Probability, statistics and law of the unconscious statistician

2021/10/31

If you want to learn about introductory probability and statistics this post is for you. It covers random variables, probability distributions, and basic mathematical constructs around probability distributions. I’ve been re-visiting my probability theory recent times and decided to make a post about it. If you are only interested in LOTUS (Law of the unconscious statistician), scroll to the last section of the post!

What is a random variable?

A random variable is a real-valued (real number) mathematical variable that helps assigns a numerical value to an outcome of an experiment. Mathematically speaking, a random variable $X$ is a function from the sample space (of an observation) to a real number, like the height of men from a certain region.

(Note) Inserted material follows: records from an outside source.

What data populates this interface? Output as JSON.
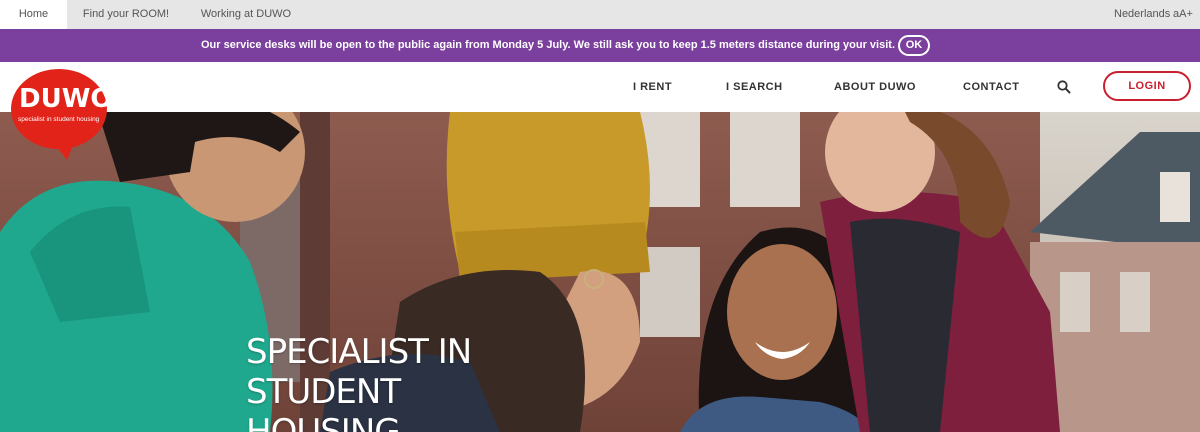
{
  "topbar": {
    "tabs": [
      {
        "label": "Home",
        "active": true
      },
      {
        "label": "Find your ROOM!",
        "active": false
      },
      {
        "label": "Working at DUWO",
        "active": false
      }
    ],
    "language_label": "Nederlands",
    "text_size_label": "aA+"
  },
  "notice": {
    "message": "Our service desks will be open to the public again from Monday 5 July. We still ask you to keep 1.5 meters distance during your visit.",
    "ok_label": "OK",
    "background_color": "#7b3f9d"
  },
  "logo": {
    "wordmark": "DUWO",
    "tagline": "specialist in student housing",
    "color": "#e2231a"
  },
  "nav": {
    "items": [
      {
        "label": "I RENT"
      },
      {
        "label": "I SEARCH"
      },
      {
        "label": "ABOUT DUWO"
      },
      {
        "label": "CONTACT"
      }
    ],
    "search_icon": "search-icon",
    "login_label": "LOGIN",
    "accent_color": "#c8202f"
  },
  "hero": {
    "title": "Specialist in student housing"
  }
}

$$ X: S \rarr R \tag{1} $$

There are discrete random variables and continuous random variables. Specifically, a discrete random variable has a range that is countable. A continuous random variable, on the other hand, can have an infinite set of possible values between any two discrete values. Think of how many decimal points you could add to the space between discrete values 10 and 11 to generate many continuous variable values.

Now that we know what a random variable is, let’s dive into mathematical constructs that statisticians use to describe the possible values that random variables could have. We’ll dive into probability distribution first.

What is a probability distribution?

A probability distribution is a function that provides likeliness values for an outcome in an experiment or in a set of observations. Speaking in terms of random variables, a probability distribution quantifies the possibility of values that the random variable could be assigned given a set of constraints of observation.

For a discrete random variable $X$, a probability distribution (also known as a Probability Mass Function) can be defined as follows:

$$P_X(x_k) = P(X = x_k), \text{for k=1,2,3…} \tag{2}$$

For example, $P_X(1)$ is the probability that the random variable $X$ has an outcome of $ 1$ (or $X = 1$).

There are a few interesting properties of PMFs:

  1. The probability can only be between 0 and 1 for any occurrence.

$$ 0\leq P_X(x) \leq 1, \text{for all x} \tag{3}$$

  1. The sum of the probabilities over all occurrences is 1.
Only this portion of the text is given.